Hence, calculate the reynold number as follows.

                 $R_{e} = \frac{\rho \times u \times d}{\mu}$            

                        = $\frac{998 kg/m^{3} \times 6.9 \times 10^{-3} \times 0.8 \times 10^{-6} m}{9 \times 10^{-4} Pa.s}$    

                        = $612.1 \times 10^{-5}$

                        = 0.006

This means that the flow is laminar.

Now, we use Hagen-Poiseuille equation as follows.
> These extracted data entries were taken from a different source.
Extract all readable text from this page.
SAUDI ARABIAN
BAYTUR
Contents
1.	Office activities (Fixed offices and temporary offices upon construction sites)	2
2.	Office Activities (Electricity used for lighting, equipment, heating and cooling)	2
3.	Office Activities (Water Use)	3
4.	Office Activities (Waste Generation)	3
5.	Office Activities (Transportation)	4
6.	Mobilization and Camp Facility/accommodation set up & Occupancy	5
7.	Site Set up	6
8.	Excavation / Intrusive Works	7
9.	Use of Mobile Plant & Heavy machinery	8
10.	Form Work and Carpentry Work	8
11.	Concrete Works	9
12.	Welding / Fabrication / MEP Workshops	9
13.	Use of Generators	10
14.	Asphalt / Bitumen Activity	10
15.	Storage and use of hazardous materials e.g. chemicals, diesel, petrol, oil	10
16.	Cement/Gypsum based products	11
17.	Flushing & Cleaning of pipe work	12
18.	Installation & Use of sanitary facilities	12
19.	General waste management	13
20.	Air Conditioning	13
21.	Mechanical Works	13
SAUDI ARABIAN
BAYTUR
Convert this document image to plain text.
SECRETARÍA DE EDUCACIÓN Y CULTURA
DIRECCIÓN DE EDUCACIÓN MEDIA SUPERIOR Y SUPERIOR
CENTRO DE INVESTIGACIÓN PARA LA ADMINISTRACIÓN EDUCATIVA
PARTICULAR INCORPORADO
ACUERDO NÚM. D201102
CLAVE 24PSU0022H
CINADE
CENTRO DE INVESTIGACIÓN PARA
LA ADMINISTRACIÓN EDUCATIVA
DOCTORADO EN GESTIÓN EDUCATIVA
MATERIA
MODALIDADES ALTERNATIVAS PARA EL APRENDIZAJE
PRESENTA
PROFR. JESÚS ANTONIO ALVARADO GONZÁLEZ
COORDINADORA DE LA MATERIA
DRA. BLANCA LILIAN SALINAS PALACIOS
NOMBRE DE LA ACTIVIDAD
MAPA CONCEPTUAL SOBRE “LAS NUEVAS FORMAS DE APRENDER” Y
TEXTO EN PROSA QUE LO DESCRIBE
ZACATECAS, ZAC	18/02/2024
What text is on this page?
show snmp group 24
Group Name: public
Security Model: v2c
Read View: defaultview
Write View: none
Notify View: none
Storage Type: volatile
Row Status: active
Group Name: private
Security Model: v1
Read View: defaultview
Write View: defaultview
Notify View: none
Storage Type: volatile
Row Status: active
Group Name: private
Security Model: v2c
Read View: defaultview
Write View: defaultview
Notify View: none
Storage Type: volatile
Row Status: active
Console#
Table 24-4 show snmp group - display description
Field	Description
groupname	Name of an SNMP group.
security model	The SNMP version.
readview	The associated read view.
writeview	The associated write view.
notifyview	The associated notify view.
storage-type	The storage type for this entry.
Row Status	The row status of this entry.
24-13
             $J_{w} = \frac{\varepsilon \times d^{2}}{32 \times \mu \times \tau} \times \frac{\Delta P}{L_{m}}$

where,     $\varepsilon$ = membrane porosity = 0.35

                              d = $0.8 \times 10^{-6}$ m

                       $\Delta P$ = $2 \times 10^{5} Pa$

                      $\mu$ = $9 \times 10^{-4}$

                      $\tau$ = tortuosity

                      $L_{m}$ = membrane thickness = $75 \times 10^{-6} m$

                    $\frac{25}{3600} = \frac{0.35 \times (0.8 \times 10^{-6})}{32 \times (9 \times 10^{-4}) \times \tau}$

                            $\tau$ = 3.73

Hence, the tortuosity factor of the pores is 3.73.

As flow resistance = $R_{m}$

               $J_{w} = \frac{\Delta P}{r \times R_{m}}$

               $R_{m} = 3.2 \times 10^{10} m^{-1}$

Water permeability is represented by $L_{p}$.

                    $J_{w} = L_{p} \times \Delta P$  

             $6.9 \times 10^{-3}$ = $L_{p} \times 2 \times 10^{5} Pa$  

              $L_{p} = 3.45 \times 10^{-8} m^{3}/m^{2}s Pa$

Therefore, the resistance to flow is $3.2 \times 10^{10} m^{-1}$ and its water permeability is $3.45 \times 10^{-8} m^{3}/m^{2}s Pa$.